Une rencontre amicale et ouverte s’est tenue sur ce thème le mardi 30 juin à la maison du doyenné à Pluvigner. En voici des échos et une relecture.
Des réalités douloureuses
Certains d’entre nous ont été directement touchés par des décès de proches, ou par des situations de forte souffrance ; en particulier l’isolement de personnes seules à domicile, la maladie ou le départ de proches que l’hospitalisation ne permettait pas d’accompagner dignement. Ces situations ont été violentes.
L’autre manque ressenti, moins durement, est la perte de vie sociale, parfois vécue comme véritable cassure. Téléphone, internet, échange de jardin à jardin ont été essentiels, mais insuffisants avec le temps.
Des réalités lumineuses
La joie parfois de partager le quotidien avec un enfant mis au télétravail, ou de communiquer plus souvent avec une famille vivant loin. L’un de nous dit combien les soins quotidiens dont il a besoin à domicile l’ont aidé à ne pas se sentir seul.
Les retraités avec jardin – que sont beaucoup d’entre nous – ont pris conscience de la dureté de la situation pour les personnes portant une famille, n’ayant plus toujours les ressources habituelles, et devant rester de très longues semaines dans un espace restreint. On a peu parlé d’eux, pas assez.
Des contrastes augmentés
Et puis, cette crise sanitaire, c’est un peu comme si elle avait augmenté les « contrastes » : le gris foncé devenu noir, le gris clair devenu blanc. Les personnes fragiles ont souffert durement, jusqu’à nous quitter, tandis que les personnes résistantes sont ressorties peut-être renforcées de cette épreuve. L’anxiété s’est faite cruelle pour les inquiets, la précarité économique a plus touché ceux qui en souffraient déjà, etc…
Dans cette situation éprouvante, nous avons été invités à rentrer chez nous, à nous calfeutrer, et le terme abusif de distanciation sociale est apparu pour dire une règle de simple distance physique !
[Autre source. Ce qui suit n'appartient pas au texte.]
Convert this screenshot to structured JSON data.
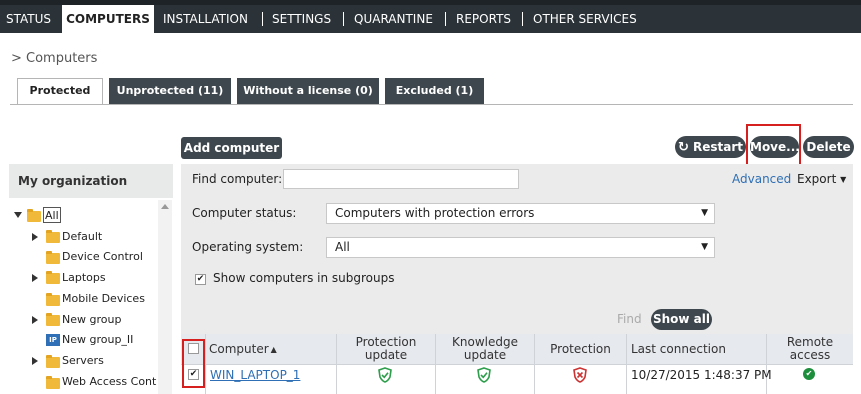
{
  "nav": {
    "items": [
      "STATUS",
      "COMPUTERS",
      "INSTALLATION",
      "SETTINGS",
      "QUARANTINE",
      "REPORTS",
      "OTHER SERVICES"
    ]
  },
  "breadcrumb": "> Computers",
  "tabs": [
    "Protected",
    "Unprotected (11)",
    "Without a license (0)",
    "Excluded (1)"
  ],
  "toolbar": {
    "add_computer": "Add computer",
    "restart": "Restart",
    "move": "Move...",
    "delete": "Delete"
  },
  "sidebar": {
    "title": "My organization",
    "items": [
      "All",
      "Default",
      "Device Control",
      "Laptops",
      "Mobile Devices",
      "New group",
      "New group_II",
      "Servers",
      "Web Access Cont"
    ]
  },
  "filters": {
    "find_label": "Find computer:",
    "find_value": "",
    "advanced": "Advanced",
    "export": "Export",
    "status_label": "Computer status:",
    "status_value": "Computers with protection errors",
    "os_label": "Operating system:",
    "os_value": "All",
    "subgroups_label": "Show computers in subgroups",
    "find_link": "Find",
    "show_all": "Show all"
  },
  "table": {
    "headers": {
      "computer": "Computer",
      "protection_update_1": "Protection",
      "protection_update_2": "update",
      "knowledge_update_1": "Knowledge",
      "knowledge_update_2": "update",
      "protection": "Protection",
      "last_connection": "Last connection",
      "remote_access_1": "Remote",
      "remote_access_2": "access"
    },
    "rows": [
      {
        "computer": "WIN_LAPTOP_1",
        "last_connection": "10/27/2015 1:48:37 PM"
      }
    ]
  },
  "colors": {
    "nav_bg": "#2b3338",
    "dark_button": "#3e474d",
    "highlight": "#d62020",
    "ok_green": "#2e9e4c",
    "error_red": "#cc3333",
    "link_blue": "#2e6fb5"
  }
}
On a vu des méfiants dénoncer des voisins venus de la ville, et on a vu des confiants se tourner vers ceux d’à-côté pour en devenir plus proches : prendre des nouvelles et en donner, manifester par téléphone de la fraternité, applaudir soignants ou transporteurs dans un esprit de fête, d’un trottoir à l’autre, ou encore offrir un air de violon depuis sa fenêtre à un immeuble entier, etc…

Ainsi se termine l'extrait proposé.